レンズである水晶体の厚さを調節してピントを合わせるのが毛様体筋です。毛様体筋が水晶体を引っ張ったり緩めたりして遠くを見たり近くを見たりというピントをコントロールしています。
年齢を重ねると水晶体が固くなるのであって、毛様体筋が弱くなるのではないということです。毛様体筋が固くなった水晶体を引っ張ることができなくなるから、近くにピントを合わせられなくなり、近くが見えにくくなるのです。
今のところ固くなってしまった水晶体をもとに戻す方法はありません。老眼は治るという都市伝説を信じ、これらのことに時間を割かないで欲しいのです。残念ながら60歳を過ぎても日々、老眼は進んでいくのです。
医学的根拠のない老眼トレーニングをしている時間があるのなら、老眼を受け入れて、モノに頼りましょう。眼鏡のレンズを累進レンズに変えたり、コンタクトレンズを遠近両用のものに変えましょう。今のレンズは以前に比べてかなり進化しているのです。

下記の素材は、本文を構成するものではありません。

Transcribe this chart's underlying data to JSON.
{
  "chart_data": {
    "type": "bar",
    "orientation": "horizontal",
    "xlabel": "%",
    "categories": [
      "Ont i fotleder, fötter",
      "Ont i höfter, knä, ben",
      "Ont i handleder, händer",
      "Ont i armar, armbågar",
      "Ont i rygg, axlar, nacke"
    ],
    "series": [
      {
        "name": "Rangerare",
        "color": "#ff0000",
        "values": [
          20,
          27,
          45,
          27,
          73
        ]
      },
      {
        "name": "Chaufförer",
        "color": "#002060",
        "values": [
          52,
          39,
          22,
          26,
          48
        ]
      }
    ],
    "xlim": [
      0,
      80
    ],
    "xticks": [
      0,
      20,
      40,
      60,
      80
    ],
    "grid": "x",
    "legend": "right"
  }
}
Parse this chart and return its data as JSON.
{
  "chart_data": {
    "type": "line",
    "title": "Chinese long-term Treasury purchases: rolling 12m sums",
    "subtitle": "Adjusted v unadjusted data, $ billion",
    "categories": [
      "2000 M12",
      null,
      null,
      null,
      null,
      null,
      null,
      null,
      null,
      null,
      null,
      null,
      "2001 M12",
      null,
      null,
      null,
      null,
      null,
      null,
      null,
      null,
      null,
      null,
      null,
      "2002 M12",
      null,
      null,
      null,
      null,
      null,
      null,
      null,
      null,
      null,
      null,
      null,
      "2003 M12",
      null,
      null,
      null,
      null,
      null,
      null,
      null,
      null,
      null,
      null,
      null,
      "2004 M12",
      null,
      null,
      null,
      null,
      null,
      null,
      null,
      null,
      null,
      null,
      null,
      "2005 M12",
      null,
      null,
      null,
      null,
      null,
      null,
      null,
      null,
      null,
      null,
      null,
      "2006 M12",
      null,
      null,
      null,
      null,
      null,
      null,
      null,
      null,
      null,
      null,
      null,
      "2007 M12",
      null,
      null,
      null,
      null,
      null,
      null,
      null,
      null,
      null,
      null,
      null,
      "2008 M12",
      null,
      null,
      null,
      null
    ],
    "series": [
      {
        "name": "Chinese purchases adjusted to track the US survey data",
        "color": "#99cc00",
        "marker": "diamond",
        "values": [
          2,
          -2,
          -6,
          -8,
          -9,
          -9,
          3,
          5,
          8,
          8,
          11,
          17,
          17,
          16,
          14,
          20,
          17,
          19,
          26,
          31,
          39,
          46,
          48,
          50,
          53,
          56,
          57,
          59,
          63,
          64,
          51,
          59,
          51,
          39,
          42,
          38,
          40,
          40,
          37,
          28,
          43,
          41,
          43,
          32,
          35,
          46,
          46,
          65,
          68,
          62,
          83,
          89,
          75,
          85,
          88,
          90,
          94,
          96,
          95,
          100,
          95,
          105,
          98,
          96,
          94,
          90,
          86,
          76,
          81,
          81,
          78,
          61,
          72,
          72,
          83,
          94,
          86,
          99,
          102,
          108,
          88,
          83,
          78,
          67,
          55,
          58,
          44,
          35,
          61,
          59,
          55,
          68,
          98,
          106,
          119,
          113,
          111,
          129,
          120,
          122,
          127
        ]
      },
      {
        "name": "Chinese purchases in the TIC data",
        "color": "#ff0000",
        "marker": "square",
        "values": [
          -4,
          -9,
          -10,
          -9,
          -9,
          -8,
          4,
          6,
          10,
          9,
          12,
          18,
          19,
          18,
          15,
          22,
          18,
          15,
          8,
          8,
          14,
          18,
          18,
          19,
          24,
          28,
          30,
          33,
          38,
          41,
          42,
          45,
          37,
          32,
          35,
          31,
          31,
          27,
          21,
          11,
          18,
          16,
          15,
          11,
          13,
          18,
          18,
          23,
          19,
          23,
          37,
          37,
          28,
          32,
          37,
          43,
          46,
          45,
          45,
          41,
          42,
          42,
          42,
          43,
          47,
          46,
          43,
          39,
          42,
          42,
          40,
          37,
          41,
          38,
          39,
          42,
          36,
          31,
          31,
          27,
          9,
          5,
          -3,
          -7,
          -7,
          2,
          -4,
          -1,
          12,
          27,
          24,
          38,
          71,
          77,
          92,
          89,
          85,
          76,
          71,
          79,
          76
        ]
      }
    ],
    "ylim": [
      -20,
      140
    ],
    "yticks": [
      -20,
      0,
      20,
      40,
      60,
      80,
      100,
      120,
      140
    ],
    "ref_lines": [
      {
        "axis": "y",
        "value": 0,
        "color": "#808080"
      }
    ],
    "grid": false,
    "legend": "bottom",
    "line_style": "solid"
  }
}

そして眼鏡の累進レンズや、コンタクトレンズによる老眼矯正は、「老眼で近くがすっかり見えにくくなる」前から使い始めるのがおススメです。夕方になると近くが見えにくくなる、長い時間近くを見ているとピントが合わななってきたと感じたら、眼鏡、コンタクトレンズのレンズを変えるタイミングです。
というのは、これらの老眼に対応する眼鏡、コンタクトレンズは使い方にコツが必要なので、早いうちから使い始めた方が、うまく使いこなせる可能性が高くなるのです。
老眼がすっかり進んでからだと、近くを見るための度数を上げないといけないので、その眼鏡、コンタクトレンズに、なかなか慣れない、使いこなせないということが出てくるのです。
老眼対応の、メガネ、コンタクトレンズを使って、近くも快適に見えるようにして、人生の後半も楽しんでいきましょう。